Nach der Krise von 1816-1817 wurde die Uhrmacherei zum dominierenden Wirtschaftszweig. 1847 waren ca. 4000 Personen direkt in der Uhrenindustrie beschäftigt, d.h. fast ein Drittel der Gesamtbevölkerung. Diese Entwicklung führte auch zu den ersten Industrie- und Handelsorganisationen: 1819 wurde ein Büro für Edelmetallkontrolle eröffnet. Die Arbeitsteilung wurde verstärkt, und weitere städtische Ateliers nahmen den Betrieb auf. Die Krisenjahre 1837-1839 und 1847-1848 liessen unter den Unternehmern den Wunsch nach mehr Handelsfreiheit laut werden; sie wandten sich gegen die Konservativen, denen sie eine Monopolisierung des Bankkapitals vorwarfen. Die politischen Ereignisse von 1848 erwuchsen somit auch aus der wirtschaftlichen Entwicklung sowie einem sozialen und kulturellen Wandel: Im frühen 19. Jahrhundert waren mehrere reformierte Kirchen, eine katholische Pfarrei (1834) und auch eine kleine jüdische Gemeinde entstanden. 1819 waren eine Freimaurerloge, 1830 der republikanische Zirkel "L'Union" und 1845 eine deutschsprachige Sektion des Grütlivereins gegründet worden. Damit kamen fortschrittliche und republikanische Ideen in Umlauf. Neben den Schulen entstanden erste kulturelle Institutionen wie die Bibliothek, das Theater oder die von Célestin Nicolet ins Leben gerufene lokale Sektion der "Société des sciences naturelles". Karitative Organisationen kümmerten sich um Gesundheit und Lebensbedingungen der Bevölkerung.
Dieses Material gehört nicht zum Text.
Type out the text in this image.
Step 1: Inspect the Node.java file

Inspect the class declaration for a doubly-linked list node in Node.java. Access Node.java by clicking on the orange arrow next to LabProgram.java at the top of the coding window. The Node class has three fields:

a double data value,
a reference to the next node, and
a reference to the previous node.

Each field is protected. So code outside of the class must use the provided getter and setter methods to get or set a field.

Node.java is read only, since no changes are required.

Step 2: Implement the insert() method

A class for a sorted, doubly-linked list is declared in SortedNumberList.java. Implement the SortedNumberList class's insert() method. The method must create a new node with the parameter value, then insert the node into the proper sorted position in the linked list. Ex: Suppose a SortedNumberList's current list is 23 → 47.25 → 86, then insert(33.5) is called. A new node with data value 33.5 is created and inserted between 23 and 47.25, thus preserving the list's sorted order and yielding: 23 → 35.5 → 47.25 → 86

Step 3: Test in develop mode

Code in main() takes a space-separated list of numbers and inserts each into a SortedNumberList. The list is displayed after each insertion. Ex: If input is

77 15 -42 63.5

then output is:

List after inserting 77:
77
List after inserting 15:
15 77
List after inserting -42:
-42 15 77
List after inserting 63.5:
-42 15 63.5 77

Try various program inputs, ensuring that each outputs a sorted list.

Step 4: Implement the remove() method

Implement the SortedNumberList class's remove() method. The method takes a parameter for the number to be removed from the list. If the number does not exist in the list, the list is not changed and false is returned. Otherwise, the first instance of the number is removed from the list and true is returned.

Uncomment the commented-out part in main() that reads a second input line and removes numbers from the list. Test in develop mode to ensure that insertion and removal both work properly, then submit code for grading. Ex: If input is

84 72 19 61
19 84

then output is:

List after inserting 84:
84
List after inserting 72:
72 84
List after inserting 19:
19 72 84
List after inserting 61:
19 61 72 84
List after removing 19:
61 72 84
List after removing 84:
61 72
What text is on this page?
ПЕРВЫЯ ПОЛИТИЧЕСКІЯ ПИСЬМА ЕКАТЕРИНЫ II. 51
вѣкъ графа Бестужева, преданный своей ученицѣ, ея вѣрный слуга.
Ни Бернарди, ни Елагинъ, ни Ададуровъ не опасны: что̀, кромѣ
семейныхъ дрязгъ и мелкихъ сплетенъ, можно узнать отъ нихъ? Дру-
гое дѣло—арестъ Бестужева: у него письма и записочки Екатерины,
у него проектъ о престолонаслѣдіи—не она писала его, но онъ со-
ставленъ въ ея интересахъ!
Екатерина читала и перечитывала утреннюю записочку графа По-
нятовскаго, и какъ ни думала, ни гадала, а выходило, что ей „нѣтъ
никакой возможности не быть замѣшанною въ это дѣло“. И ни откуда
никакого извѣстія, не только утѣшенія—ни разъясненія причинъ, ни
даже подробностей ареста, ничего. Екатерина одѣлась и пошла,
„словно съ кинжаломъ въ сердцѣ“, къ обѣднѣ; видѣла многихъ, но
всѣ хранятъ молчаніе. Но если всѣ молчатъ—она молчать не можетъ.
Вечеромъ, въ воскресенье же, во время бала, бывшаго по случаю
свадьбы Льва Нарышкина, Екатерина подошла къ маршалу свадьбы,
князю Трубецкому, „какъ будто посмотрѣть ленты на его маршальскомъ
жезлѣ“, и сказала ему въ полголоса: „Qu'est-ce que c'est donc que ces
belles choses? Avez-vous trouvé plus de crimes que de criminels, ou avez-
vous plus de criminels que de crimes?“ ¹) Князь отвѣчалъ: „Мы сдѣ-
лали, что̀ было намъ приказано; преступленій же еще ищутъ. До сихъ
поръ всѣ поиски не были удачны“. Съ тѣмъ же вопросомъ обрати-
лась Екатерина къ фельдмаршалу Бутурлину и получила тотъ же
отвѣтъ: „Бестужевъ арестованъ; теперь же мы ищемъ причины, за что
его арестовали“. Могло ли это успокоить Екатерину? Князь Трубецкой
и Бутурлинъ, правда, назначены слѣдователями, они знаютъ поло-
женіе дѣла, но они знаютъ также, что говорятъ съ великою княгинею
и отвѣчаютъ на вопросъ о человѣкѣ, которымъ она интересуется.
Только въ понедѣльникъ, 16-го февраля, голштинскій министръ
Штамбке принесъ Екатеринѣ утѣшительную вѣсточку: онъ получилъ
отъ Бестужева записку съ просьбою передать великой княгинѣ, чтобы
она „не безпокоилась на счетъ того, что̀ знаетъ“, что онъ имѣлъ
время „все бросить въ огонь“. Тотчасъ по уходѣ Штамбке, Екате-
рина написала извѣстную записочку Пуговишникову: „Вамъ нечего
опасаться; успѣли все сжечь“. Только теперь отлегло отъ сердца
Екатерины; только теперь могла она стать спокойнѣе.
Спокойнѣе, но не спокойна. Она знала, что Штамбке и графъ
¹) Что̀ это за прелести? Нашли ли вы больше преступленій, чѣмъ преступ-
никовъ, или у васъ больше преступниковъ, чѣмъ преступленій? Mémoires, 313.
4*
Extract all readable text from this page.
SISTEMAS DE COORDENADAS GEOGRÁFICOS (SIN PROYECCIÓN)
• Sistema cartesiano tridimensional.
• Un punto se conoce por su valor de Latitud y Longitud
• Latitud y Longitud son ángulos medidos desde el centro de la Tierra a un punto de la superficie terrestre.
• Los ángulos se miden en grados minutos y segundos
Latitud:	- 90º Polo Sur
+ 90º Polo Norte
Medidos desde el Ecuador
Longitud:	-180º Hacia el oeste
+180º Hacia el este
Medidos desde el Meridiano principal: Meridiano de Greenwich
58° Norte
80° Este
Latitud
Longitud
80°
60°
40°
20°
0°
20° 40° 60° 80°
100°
Nach der Neuenburger Revolution vom 1. März 1848 wurde La Chaux-de-Fonds zum wirtschaftlichen Zentrum des Kantons und entwickelte sich zur modernen Stadt. La Chaux-de-Fonds wurde zudem Bezirkshauptort und Sitz des Regierungsstatthalters (bis 1990). Die alte Bürgergemeinde überlebte zwar bis 1888, wurde aber 1851 durch die Einwohnergemeinde abgelöst. Der 40-köpfige Generalrat (Legislative) der Stadt wurde im allgemeinen Wahlrecht gewählt und wählte seinerseits die sieben Mitglieder umfassende Exekutive. Die Radikalen dominierten das politische Leben bis in die 1890er Jahre. Sie wurden durch die Liberalen bekämpft, deren Anhänger sich vor allem aus dem ehemaligen Bürgertum rekrutierten, sowie durch die ersten, von Pierre Coullery angeführten Sozialisten (zur Ersten Internationale zählte 1865 eine Sektion mit ca. 250 Mitgliedern). Als Stadt und zugleich grösste Agrargemeinde des Kantons gab sich La Chaux-de-Fonds eine moderne Infrastruktur: unter anderem Telegraf (1852), Eisenbahn (1857), Kanalisation. Die Trinkwasserzufuhr aus der Areuse markierte 1887 einen wichtigen Schritt in der Stadtentwicklung.

Die schachbrettartig angelegte Stadt auf einer Luftaufnahme aus dem Jahr 1936 (Bundesamt für Landestopografie).
Die schachbrettartig angelegte Stadt auf einer Luftaufnahme aus dem Jahr 1936 (Bundesamt für Landestopografie).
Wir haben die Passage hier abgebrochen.